Ein Einkauf Ohne Thermorollen – Undenkbar

Was Thermorollen sind? Nun, wir kennen das Papier sowohl von Kassenbelegen als auch von verschiedenen Faxgeräten. Dieses Papier zeichnet sich durch eine hitzeempfindliche Beschichtung aus. Ausschließlich Thermodrucker können die Schrift auf diesem Papier entstehen lassen. Doch ist Thermopapier nicht gleich Thermopapier. Welche Unterschiede können wir aufzeigen, um einen kleinen Überblick zu schaffen?

  • Die Breite des Papiers: Die Breite der Thermorollen muss natürlich dem Thermodrucker angepasst sein. Da die verschiedenen Hersteller mit unterschiedlichen Breiten arbeiten, werden diese zum Nachbestellen selbstverständlich gefertigt. Folgende Breiten sind üblich – 44 mm, 50 mm, 54 mm, 57 mm, 58 mm, 60 mm, 62 mm, 80 mm, 82 mm, 95 mm, 112 mm sowie  210 mm.
  • Thermopapierrollen ohne BP-A: Hierbei handelt es sich um Thermopapier, das ohne die Verwendung von Bisphenol-A hergestellt wurde. Für gewöhnlich wurde Bisphenol-A als Farbbildner eingesetzt. Denn viele Nutzer wünschen sich auch auf Thermopapier ein farbiges Erscheinungsbild. Jedoch wurde der Anteil des BP-A mit Wirkung zum 1.1. 2020 auf 0,02% der Beschichtung gestattet. Somit ist der Einsatz des BP-A gewissermaßen verboten. Doch auch ohne BP-A kann das gewünschte Ergebnis erreicht werden. Da die Kunden, groß wie klein, ja direkt mit der Oberfläche des Kassenbons in Berührung kommen, wurde dieser Bestandteil aufgrund seiner gesundheitsgefährdenden Fähigkeiten bewusst nicht mehr akzeptiert.
  • Phenolfreie Thermopapierrollen: Ja, es gibt die Papierrollen mit Thermopapier auch vollkommen phenolfrei. Das bedeutet, dass tatsächlich außer dem Bisphenol-A auch Bisphenol-C und Bisphenol-S nicht mehr für die Produktion des Thermopapiers verwendet werden. Auch bei ihnen wird von einer großen, gesundheitsschädlichen Wirkung ausgegangen. Um jedoch dennoch den Farbeffekt zu erreichen, wird das Papier auf umwelt- und gesundheitsfreundliche Weise in einen hohe Weißegrad versetzt.

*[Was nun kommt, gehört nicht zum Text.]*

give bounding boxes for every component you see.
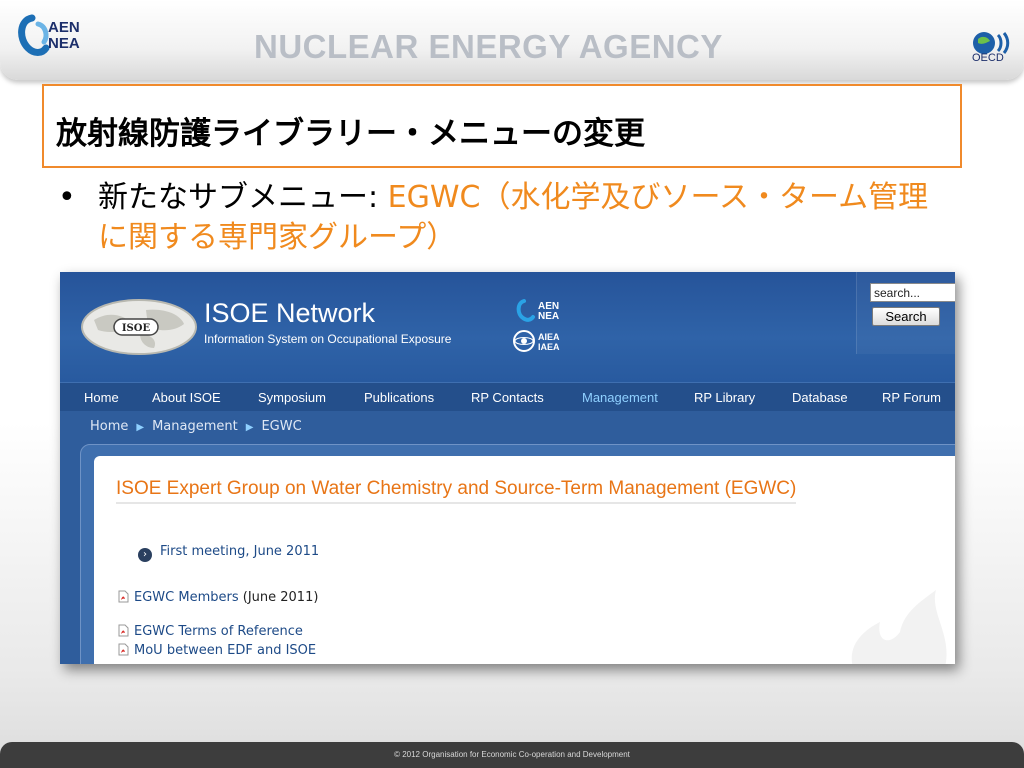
- isoe-site-name[interactable]: ISOE Network: [204, 298, 375, 329]
- nav-database[interactable]: Database: [792, 390, 848, 405]
- aen-text-line: AEN: [48, 19, 80, 36]
- agency-title: NUCLEAR ENERGY AGENCY: [254, 28, 723, 65]
- breadcrumb-management[interactable]: Management: [152, 419, 238, 434]
- breadcrumb-home[interactable]: Home: [90, 419, 128, 434]
- aen-nea-partner-logo: AEN NEA: [516, 299, 559, 322]
- first-meeting-link[interactable]: › First meeting, June 2011: [138, 544, 319, 562]
- isoe-site-subtitle: Information System on Occupational Expos…: [204, 332, 452, 346]
- document-item: MoU between EDF and ISOE: [118, 643, 316, 658]
- breadcrumb: Home ▶ Management ▶ EGWC: [90, 419, 302, 434]
- breadcrumb-separator-icon: ▶: [245, 422, 254, 433]
- isoe-globe-logo: ISOE: [81, 299, 197, 355]
- doc-link-mou[interactable]: MoU between EDF and ISOE: [134, 643, 316, 658]
- oecd-logo-text: OECD: [972, 52, 1004, 64]
- flame-watermark-icon: [851, 590, 947, 664]
- nav-publications[interactable]: Publications: [364, 390, 434, 405]
- nav-symposium[interactable]: Symposium: [258, 390, 326, 405]
- search-input[interactable]: [870, 283, 955, 302]
- first-meeting-label[interactable]: First meeting, June 2011: [160, 544, 319, 559]
- nav-rp-contacts[interactable]: RP Contacts: [471, 390, 544, 405]
- bullet-prefix: 新たなサブメニュー:: [98, 180, 388, 215]
- document-item: EGWC Terms of Reference: [118, 624, 303, 639]
- isoe-globe-label: ISOE: [122, 323, 151, 334]
- isoe-banner: ISOE ISOE Network Information System on …: [60, 272, 955, 382]
- pdf-icon: [118, 624, 129, 637]
- doc-link-egwc-terms[interactable]: EGWC Terms of Reference: [134, 624, 303, 639]
- slide-header: AEN NEA NUCLEAR ENERGY AGENCY OECD: [0, 0, 1024, 80]
- nav-rp-forum[interactable]: RP Forum: [882, 390, 941, 405]
- aen-nea-logo-text: AEN NEA: [48, 20, 80, 52]
- pdf-icon: [118, 643, 129, 656]
- doc-note: (June 2011): [238, 590, 319, 605]
- partner-logo-iaea: IAEA: [538, 342, 560, 352]
- nav-home[interactable]: Home: [84, 390, 119, 405]
- bullet-dot: •: [58, 180, 76, 215]
- bullet-highlight-2: に関する専門家グループ）: [98, 220, 457, 255]
- document-item: EGWC Members (June 2011): [118, 590, 318, 605]
- partner-logo-nea: NEA: [538, 311, 559, 322]
- slide-title: 放射線防護ライブラリー・メニューの変更: [56, 116, 645, 152]
- page-heading: ISOE Expert Group on Water Chemistry and…: [116, 478, 797, 504]
- pdf-icon: [118, 590, 129, 603]
- isoe-website-screenshot: ISOE ISOE Network Information System on …: [60, 272, 955, 664]
- partner-logo-aiea: AIEA: [538, 332, 560, 342]
- slide-title-box: 放射線防護ライブラリー・メニューの変更: [42, 84, 962, 168]
- bullet-line-1: 新たなサブメニュー: EGWC（水化学及びソース・ターム管理: [98, 178, 978, 218]
- nav-about-isoe[interactable]: About ISOE: [152, 390, 221, 405]
- bullet-body: 新たなサブメニュー: EGWC（水化学及びソース・ターム管理 に関する専門家グル…: [98, 178, 978, 258]
- main-nav: Home About ISOE Symposium Publications R…: [60, 382, 955, 411]
- nav-management[interactable]: Management: [582, 390, 658, 405]
- nav-rp-library[interactable]: RP Library: [694, 390, 755, 405]
- search-button[interactable]: Search: [872, 307, 940, 326]
- nea-text-line: NEA: [48, 35, 80, 52]
- slide-footer: © 2012 Organisation for Economic Co-oper…: [0, 742, 1024, 768]
- breadcrumb-separator-icon: ▶: [136, 422, 145, 433]
- iaea-partner-logo: AIEA IAEA: [513, 330, 560, 352]
- copyright-text: © 2012 Organisation for Economic Co-oper…: [394, 750, 630, 759]
- arrow-right-icon: ›: [138, 548, 152, 562]
- bullet-highlight-1: EGWC（水化学及びソース・ターム管理: [387, 180, 929, 215]
- breadcrumb-egwc[interactable]: EGWC: [261, 419, 301, 434]
- doc-link-egwc-members[interactable]: EGWC Members: [134, 590, 239, 605]
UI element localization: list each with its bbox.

Sicherlich ist es richtig, sich um die Gesundheit der Menschen zu kümmern. Doch soll wirklich alles wieder schwarz-weiß werden? Natürlich nicht. Doch ist immer zu beachten, dass dieses Papier im richtigen Drucker verwendet wird. Anderenfalls ist es egal, mit welcher Beschichtung Sie es zu tun haben. Der Drucker wird nicht das auftragen können, was von Ihnen gewünscht bzw. in Auftrag gegeben wurde.

Um die Farbe wieder ins Spiel zu bringen, wurden Verfahren auf rein physikalischer Reaktion des Papieres hervorgebracht. Sie sind absolut umwelt- und gesundheitsschonend, sodass sie in einfach jedem Bereich eingesetzt werden können. Das Spezialpapier für Thermodrucker birgt aber noch andere Vorteile. So ist es beständig gegen Sonnenlicht und Wärmeeinflüsse. Die Schrift hält sich bis zu 35 Jahre. Im Vergleich hält die Schrift des herkömmlichen Thermopapiers nur 10 Jahre. Zudem ist es so umwelt- und gesundheitsfreundlich, dass sogar ein direkter Kontakt zu Lebensmitteln gestattet ist. Sie sind sogar recyclingfähig. Erkennen kann man dieses „neue“ Thermopapier an der blauen Farbe. Es kann in allen herkömmlichen Thermodruckern verwendet werden.

Fazit:

 

Aufgrund der unterschiedlichen Notwendigkeiten ist es nicht möglich, vollkommen auf das Thermopapier zu verzichten. Doch sollte es mit Bedacht eingesetzt werden, nur dort, wo es wirklich notwendig ist. Einen Vorteil haben wir bisher allerdings verschwiegen: Wer sich für Thermopapierrollen entscheidet, benötigt nur noch den Thermodrucker, ist aber die Sorge um Tonerkartuschen oder Farbpatronen endgültig los.